Dans le cas où l’achat des titres d’une société membre a été effectué auprès de l’actionnaire extérieur qui a le contrôle du groupe, la loi rend non déductible une fraction des charges financières du groupe pendant une période qui s’étend de l’exercice d’acquisition des titres jusqu’au huitième exercice suivant (quatorzième exercice suivant s’agissant des acquisitions réalisées au cours des exercices ouverts avant 2007 : dispositif dit amendement Charasse, CGI, art. 223 B, al. 7). Cette limitation est toutefois exclue « si la cession est opérée entre sociétés membres du même groupe ».

Une intégrante a, en 1994, cédé à une de ses filiales intégrées les titres de trois autres filiales membres du groupe. S'agissant d'une cession intragroupe, l'amendement Charasse ne trouvait pas donc à s'appliquer. Quelques années plus tard, la société cessionnaire, à l'occasion de son entrée en bourse, a constitué avec ses trois filiales un nouveau groupe d'intégration dont la société cédante ne faisait pas partie. L’administration a alors entendu mettre en œuvre le dispositif de l'amendement Charasse à l’encontre du nouveau groupe en décidant de lui faire subir les réintégrations de charges financières à compter de sa constitution. Sa position avait été approuvée par le Tribunal administratif de Montreuil(2).

La CAA Versailles, saisie en appel, juge au contraire que les dispositions qui excluent l’application de l’amendement Charasse en cas de cession intragroupe s’appliquent en considération de la seule situation existant à la date de la cession. Les restructurations susceptibles d’affecter l’existence ou le périmètre d’intégration du groupe postérieurement à la cession ne sauraient donc, faute de disposition législative en ce sens, remettre en cause le bénéfice de l’exclusion prévue en faveur des cessions intragroupe.
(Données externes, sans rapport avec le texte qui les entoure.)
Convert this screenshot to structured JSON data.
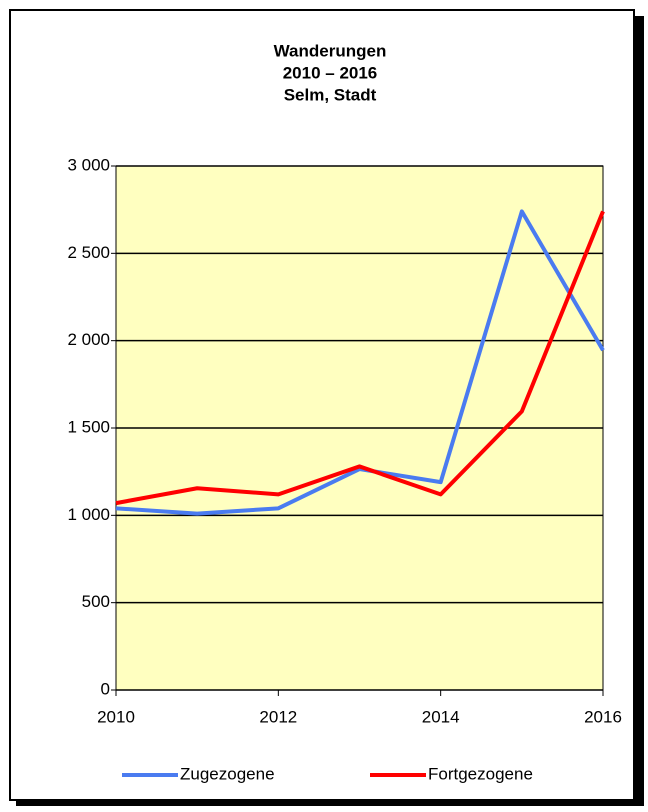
{
  "chart_data": {
    "type": "line",
    "title": [
      "Wanderungen",
      "2010 – 2016",
      "Selm, Stadt"
    ],
    "x": [
      2010,
      2011,
      2012,
      2013,
      2014,
      2015,
      2016
    ],
    "series": [
      {
        "name": "Zugezogene",
        "color": "#4a7bf0",
        "values": [
          1040,
          1010,
          1040,
          1265,
          1190,
          2740,
          1945
        ]
      },
      {
        "name": "Fortgezogene",
        "color": "#ff0000",
        "values": [
          1070,
          1155,
          1120,
          1280,
          1120,
          1595,
          2740
        ]
      }
    ],
    "xlim": [
      2010,
      2016
    ],
    "xticks": [
      2010,
      2012,
      2014,
      2016
    ],
    "ylim": [
      0,
      3000
    ],
    "yticks": [
      0,
      500,
      {
        "value": 1000,
        "label": "1 000"
      },
      {
        "value": 1500,
        "label": "1 500"
      },
      {
        "value": 2000,
        "label": "2 000"
      },
      {
        "value": 2500,
        "label": "2 500"
      },
      {
        "value": 3000,
        "label": "3 000"
      }
    ],
    "grid": true,
    "legend": "bottom",
    "background": "#ffffc0"
  }
}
Cette exclusion n’est notamment pas subordonnée au maintien des sociétés cédante et cessionnaire dans le même groupe jusqu’au terme de la période légale d’application des réintégrations.

L’administration paraît s’être rangée à l’avis de la Cour car elle s’est abstenue de se pourvoir en cassation (arrêt CAA Versailles du 29 novembre 2011 n° 10VE00785).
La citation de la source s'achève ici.